As for Michael Eisner ... well, anyone who's been a regular reader of JimHillMedia.com knows that Disney's CEO has had a rough couple of years.
And -- as for Sir Andrew Lloyd Webber -- well, "Bombay Dreams" may not become the hit on Broadway that this show eventually turned out to be in London. But Webber has hopes that the long-delayed movie version of his long-running smash, "Phantom of the Opera," will be an enormous success when this Joel-Schumacher-directed film finally reaches the screen on December 25th.
As for "Noah's Ark" ... I'm told that the score for this show is kept under tight lock and key. So it's unlikely that we'll ever get to hear any of those songs anytime soon. As for what the show was supposed to look like ... The two or three pieces of production art that I've ever seen for this proposed WDW waterfront pageant suggested that "Noah's Ark"'s floating sets were to have be crafted out of miles and miles of neon tubing. Which is allegedly how they'd be so easy to spot from shore.

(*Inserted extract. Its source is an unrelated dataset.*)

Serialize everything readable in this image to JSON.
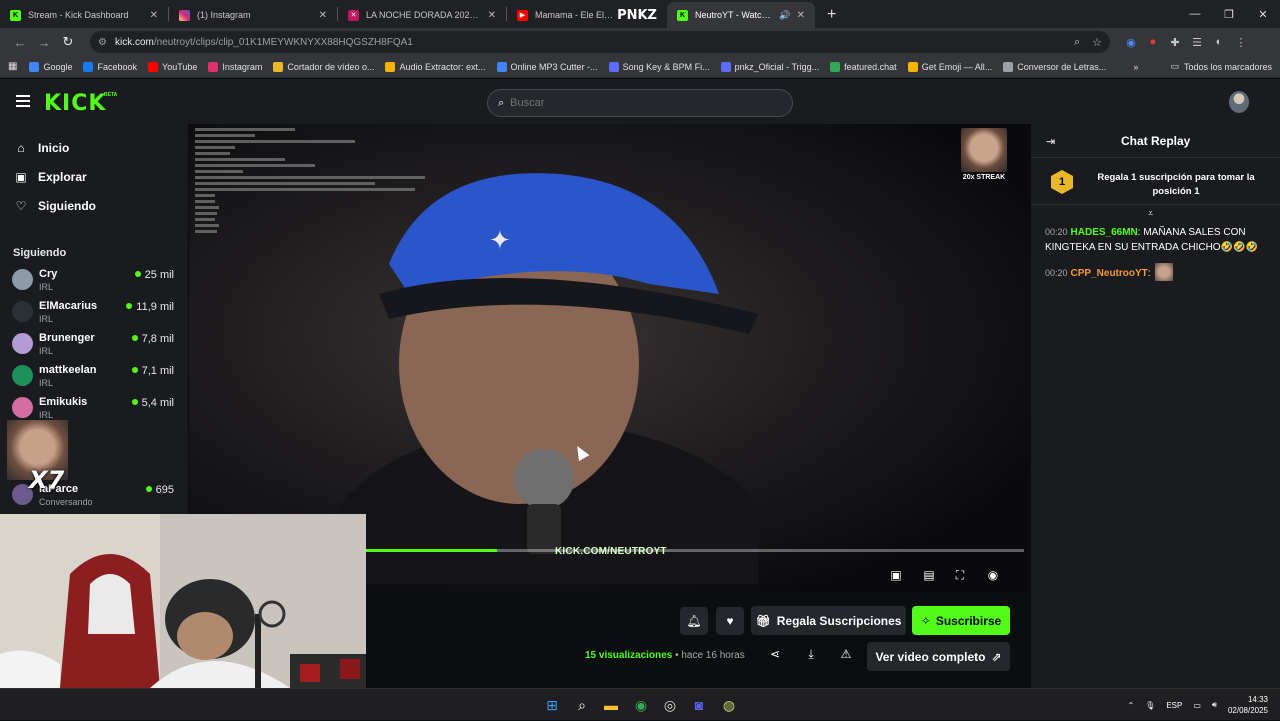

Which is why -- whenever I'm visiting Walt Disney World and find myself walking along the Boardwalk after dark -- I find myself getting a little wistful. Thinking about the show that we all almost got to see.
Until -- of course -- Michael Eisner decided that he liked horses more than he liked Bible stories.
No surpise you had info on this! I am reading the first issue of Disney Adventures magazine, and there is a brief mention of Noah's Ark coming to WDW in 1992. So a quick Google search, and BAM! Back to your site which I regularly read to find this story. Thanks for helping learn about what this was, or I guess, wasn't.